Much has been written about the honeysuckle, of which little is true. What is it about the fragrant Lonicera that inspires such absurd conjecture, wonders Ian Morton.
They didn’t put names to them, but certain Victorians appear to have identified risk assessment and mental health. Moralists urged that wild honeysuckle in bloom should not be brought into genteel households because its fragrance, especially powerful at night, would lead maidenly family members to have erotic dreams. Not for them the folkloric promise that these flowers, placed under the pillow, would reveal the one true love yet to come.
Yet the period also revelled in a sentimental floriography that accepted the symbolism of everlasting affection and fidelity that centuries of tradition attributed to the wild honeysuckle. It wasn’t only the enticing scent — the nature of the plant, which entwines companion branches as it spirals upwards or winds its way through hedgerows, was suggestive of close physical embrace. Far too much for nice young ladies to contemplate.
Yet classical and medieval cultures were united in believing that Lonicera periclymenum was a rather good thing where human affection was concerned. Greek mythology told how Daphnis and Chloe, who lived apart, could meet only when the plant was in bloom. The love goddess Aphrodite duly granted their plea that its flowering period should be extended and, accordingly, the long, curvaceous petals last through June to September.
Samuel Pepys, rarely given to lyricism, declared that their ‘ivory bugles blow scent instead of sound’. Truly, on a countryside stroll at dusk of a summer’s evening, a heady moment may await the fortunate wayfarer. The air is suddenly heavy with perfume. Jasmine? Vanilla? Both? More joyous than either. The wanderer comes to a disbelieving stop.
It was not for the edification of Daphnis, Chloe or a fortunate passer-by that Aphrodite dispensed her magic. The wild honeysuckle is beckoning insects to a night of glorious pollination, particularly the moths and especially the elephant hawk-moth. Clambering to almost 30ft, it attracts higher flying customers, too — one of its old regional names was goat’s leaf, as it climbed beyond caprine reach.
‘Draped around garden gates and doorways, it encouraged good fortune and turned evil away’
It is the sole food plant for the white-admiral caterpillar, its dark-green, oval leaves bear a sugary dew secreted by aphids, bumblebees cannot resist and, when those tousled creamy bunches have turned to a yellowy-orange with pink undertones and reluctantly given way to translucent red berries, thrushes, warblers and bullfinches move in. Dormice share the feast and steal bark to build nests.

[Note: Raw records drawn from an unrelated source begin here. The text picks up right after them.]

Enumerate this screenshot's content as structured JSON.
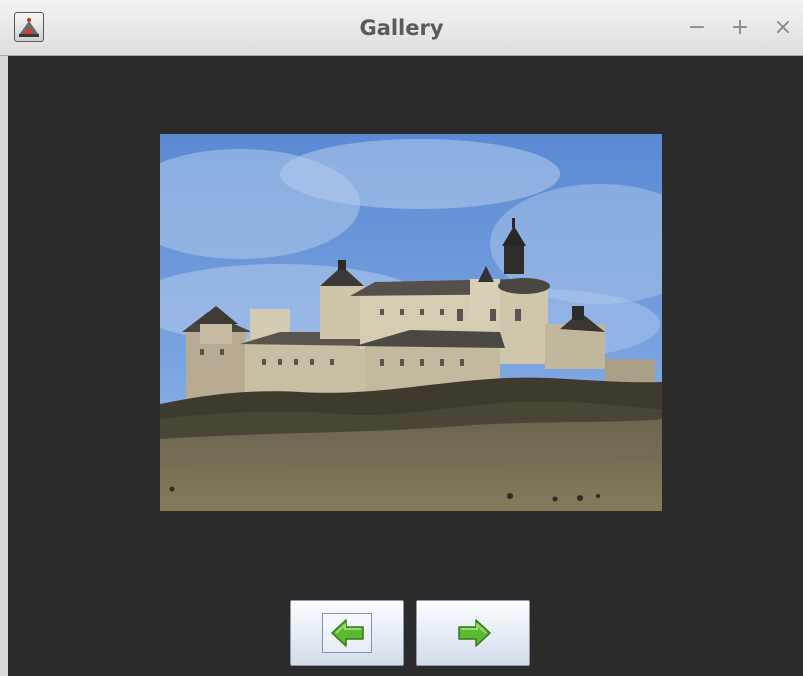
{
  "window": {
    "title": "Gallery",
    "minimize_glyph": "−",
    "maximize_glyph": "+",
    "close_glyph": "×",
    "app_icon": "java-app-icon"
  },
  "gallery": {
    "image_subject": "castle-photo",
    "prev_icon": "green-left-arrow-icon",
    "next_icon": "green-right-arrow-icon",
    "focused_button": "previous"
  },
  "colors": {
    "content_background": "#2b2b2b",
    "titlebar_text": "#5a5a5a",
    "arrow_green": "#5db832"
  }
}
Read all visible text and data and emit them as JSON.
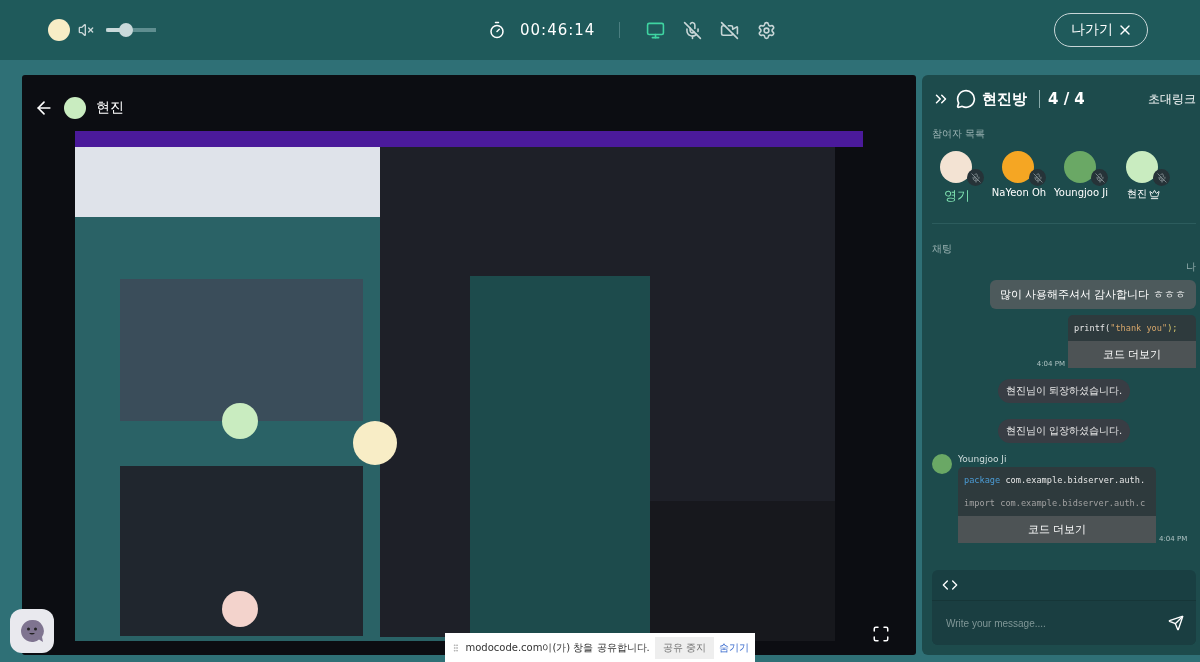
{
  "topbar": {
    "muted": true,
    "volume": {
      "level": 0.4
    },
    "timer": "00:46:14",
    "controls": [
      {
        "kind": "screen",
        "on": true
      },
      {
        "kind": "mic",
        "on": false
      },
      {
        "kind": "camera",
        "on": false
      },
      {
        "kind": "settings"
      }
    ],
    "exit": {
      "label": "나가기"
    }
  },
  "stage": {
    "user": "현진"
  },
  "panel": {
    "room": "현진방",
    "count": "4 / 4",
    "invite": "초대링크",
    "participants_label": "참여자 목록",
    "participants": [
      {
        "name": "영기",
        "color": "#f3e3d3",
        "me": true,
        "host": false,
        "mic_on": false
      },
      {
        "name": "NaYeon Oh",
        "color": "#f5a623",
        "me": false,
        "host": false,
        "mic_on": false
      },
      {
        "name": "Youngjoo Ji",
        "color": "#6aa865",
        "me": false,
        "host": false,
        "mic_on": false
      },
      {
        "name": "현진",
        "color": "#c9ecc0",
        "me": false,
        "host": true,
        "mic_on": false
      }
    ],
    "chat_label": "채팅",
    "messages": [
      {
        "kind": "text",
        "mine": true,
        "author": "나",
        "text": "많이 사용해주셔서 감사합니다 ㅎㅎㅎ"
      },
      {
        "kind": "code",
        "mine": true,
        "lines": [
          [
            {
              "t": "printf(",
              "kind": "plain"
            },
            {
              "t": "\"thank you\"",
              "kind": "string"
            },
            {
              "t": ");",
              "kind": "punct"
            }
          ]
        ],
        "more": "코드 더보기",
        "time": "4:04 PM"
      },
      {
        "kind": "system",
        "text": "현진님이 퇴장하셨습니다."
      },
      {
        "kind": "system",
        "text": "현진님이 입장하셨습니다."
      },
      {
        "kind": "code",
        "mine": false,
        "author": "Youngjoo Ji",
        "color": "#6aa865",
        "lines": [
          [
            {
              "t": "package",
              "kind": "keyword"
            },
            {
              "t": " com.example.bidserver.auth.",
              "kind": "plain"
            }
          ],
          [
            {
              "t": "import com.example.bidserver.auth.c",
              "kind": "comment"
            }
          ]
        ],
        "more": "코드 더보기",
        "time": "4:04 PM"
      }
    ],
    "composer": {
      "placeholder": "Write your message...."
    }
  },
  "share_bar": {
    "text": "modocode.com이(가) 창을 공유합니다.",
    "stop": "공유 중지",
    "hide": "숨기기"
  }
}
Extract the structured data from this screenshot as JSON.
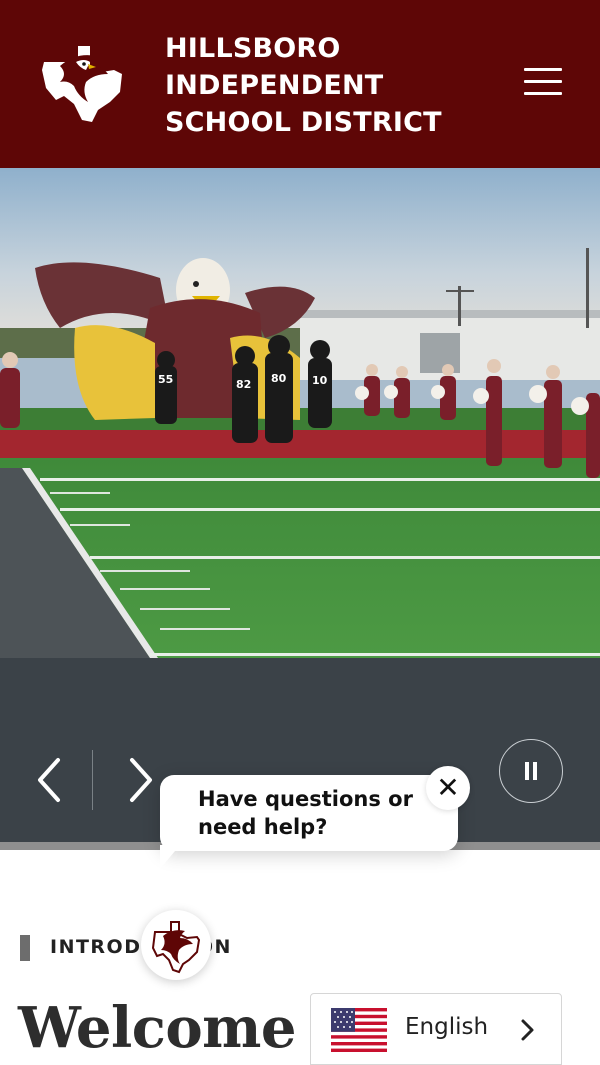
{
  "header": {
    "district_name": "HILLSBORO INDEPENDENT SCHOOL DISTRICT",
    "logo_icon": "eagle-texas-logo-icon",
    "menu_icon": "hamburger-menu-icon",
    "background_color": "#5e0606"
  },
  "hero": {
    "image_description_icon": "football-team-entrance-photo",
    "jersey_numbers": [
      "55",
      "82",
      "80",
      "10"
    ]
  },
  "slideshow": {
    "prev_icon": "chevron-left-icon",
    "next_icon": "chevron-right-icon",
    "pause_icon": "pause-icon"
  },
  "chat": {
    "prompt": "Have questions or need help?",
    "close_label": "✕"
  },
  "intro": {
    "label": "INTRODUCTION"
  },
  "welcome": {
    "heading": "Welcome t"
  },
  "language": {
    "selected": "English",
    "flag_icon": "us-flag-icon",
    "chevron_icon": "chevron-right-icon"
  },
  "colors": {
    "maroon": "#5e0606",
    "control_bar": "#3b4248"
  }
}
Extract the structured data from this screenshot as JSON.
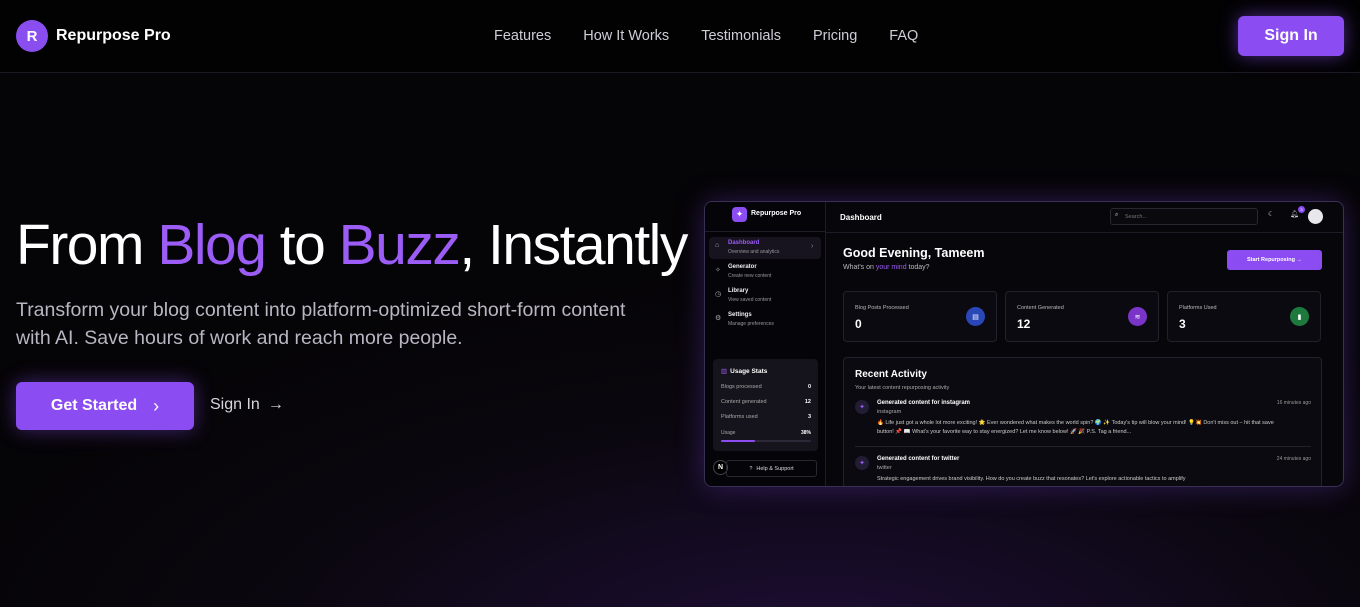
{
  "nav": {
    "logo_letter": "R",
    "brand": "Repurpose Pro",
    "links": [
      "Features",
      "How It Works",
      "Testimonials",
      "Pricing",
      "FAQ"
    ],
    "signin": "Sign In"
  },
  "hero": {
    "title_1": "From ",
    "title_2": "Blog",
    "title_3": " to ",
    "title_4": "Buzz",
    "title_5": ", Instantly",
    "subtitle": "Transform your blog content into platform-optimized short-form content with AI. Save hours of work and reach more people.",
    "cta_primary": "Get Started",
    "cta_secondary": "Sign In"
  },
  "preview": {
    "brand": "Repurpose Pro",
    "menu": [
      {
        "title": "Dashboard",
        "desc": "Overview and analytics",
        "icon": "home-icon"
      },
      {
        "title": "Generator",
        "desc": "Create new content",
        "icon": "sparkle-icon"
      },
      {
        "title": "Library",
        "desc": "View saved content",
        "icon": "clock-icon"
      },
      {
        "title": "Settings",
        "desc": "Manage preferences",
        "icon": "gear-icon"
      }
    ],
    "usage": {
      "title": "Usage Stats",
      "rows": [
        {
          "label": "Blogs processed",
          "value": "0"
        },
        {
          "label": "Content generated",
          "value": "12"
        },
        {
          "label": "Platforms used",
          "value": "3"
        }
      ],
      "usage_label": "Usage",
      "usage_value": "38%",
      "usage_fraction": 0.38
    },
    "help": "Help & Support",
    "avatar_letter": "N",
    "top_title": "Dashboard",
    "search_placeholder": "Search...",
    "notification_count": "3",
    "greeting": "Good Evening, Tameem",
    "greeting_sub_1": "What's on ",
    "greeting_sub_2": "your mind",
    "greeting_sub_3": " today?",
    "start_button": "Start Repurposing →",
    "cards": [
      {
        "label": "Blog Posts Processed",
        "value": "0",
        "color": "#2a47b8"
      },
      {
        "label": "Content Generated",
        "value": "12",
        "color": "#7a35c8"
      },
      {
        "label": "Platforms Used",
        "value": "3",
        "color": "#1e7a3c"
      }
    ],
    "activity": {
      "title": "Recent Activity",
      "subtitle": "Your latest content repurposing activity",
      "items": [
        {
          "head": "Generated content for instagram",
          "platform": "instagram",
          "time": "16 minutes ago",
          "text": "🔥 Life just got a whole lot more exciting! 🌟 Ever wondered what makes the world spin? 🌍 ✨ Today's tip will blow your mind! 💡💥 Don't miss out – hit that save button! 📌 📖 What's your favorite way to stay energized? Let me know below! 🚀 🎉 P.S. Tag a friend..."
        },
        {
          "head": "Generated content for twitter",
          "platform": "twitter",
          "time": "24 minutes ago",
          "text": "Strategic engagement drives brand visibility. How do you create buzz that resonates? Let's explore actionable tactics to amplify"
        }
      ]
    }
  },
  "colors": {
    "accent": "#8b4df2",
    "background": "#07060a"
  }
}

Called honeysuckle because country children sucked the flowers for their tiny caches of nectar, its local names included honeybind, hold-me-tight, fairy trumpets and evening pride, but the version beloved of poets was the woodbine. Enchanted Titania slept ‘over-canopied with luscious woodbine’ and, upon wakening, declared ‘I will wind thee in my arms… so doth the woodbine, the sweet honeysuckle, gently entwist’. John Clare described ‘the woodbine-trees red berries… that clustering hang upon the bower while, fondly lingering here and there, peeps out a dwindling sickly flower’.
Wild honeysuckle had a practical side too. Draped around garden gates and doorways, it encouraged good fortune and turned evil away. Bringing it indoors risked the second hay harvest, but farmers hung branches in cowsheds to protect livestock from witches. At the waxing of the March moon, wreaths of wild honeysuckle were passed over children with consumptive conditions. The plant’s unyielding caress causes ash and hazel branches to develop a barley-sugar twist. Prized as walking sticks, they were made famous by Scottish music-hall entertainer Harry Lauder.
The berries are poisonous to humans, but the flowers and leaves were once used medicinally. Nicholas Culpeper declared an infusion of the leaves to be an effective gargle. ‘Some commend a decoction for a cough and the phthisic, and to open obstructions of the liver and spleen,’ he wrote in his Complete Herbal of 1653. ‘The oil made by infusion of the leaves is accounted healing and warming, good for the cramp and convulsions of the nerves.’
Apart from those Victorian misgivings, the sole negative aspect of the plant was set out in a medieval Irish text. Known there as the Irish vine, it was never to be used as firewood: ‘The pliant woodbine, if thou burn, wailings for misfortune will abound: dire extremity at weapons’ points or drowning in great waves will come.’ Can we believe that, within our islands’ glorious hedgerow gift, the most fragrant of the 180 or so Lonicera species found from China to Chile, could lurk so powerful a threat of retribution? It would be a stain on many a childhood memory, were it true.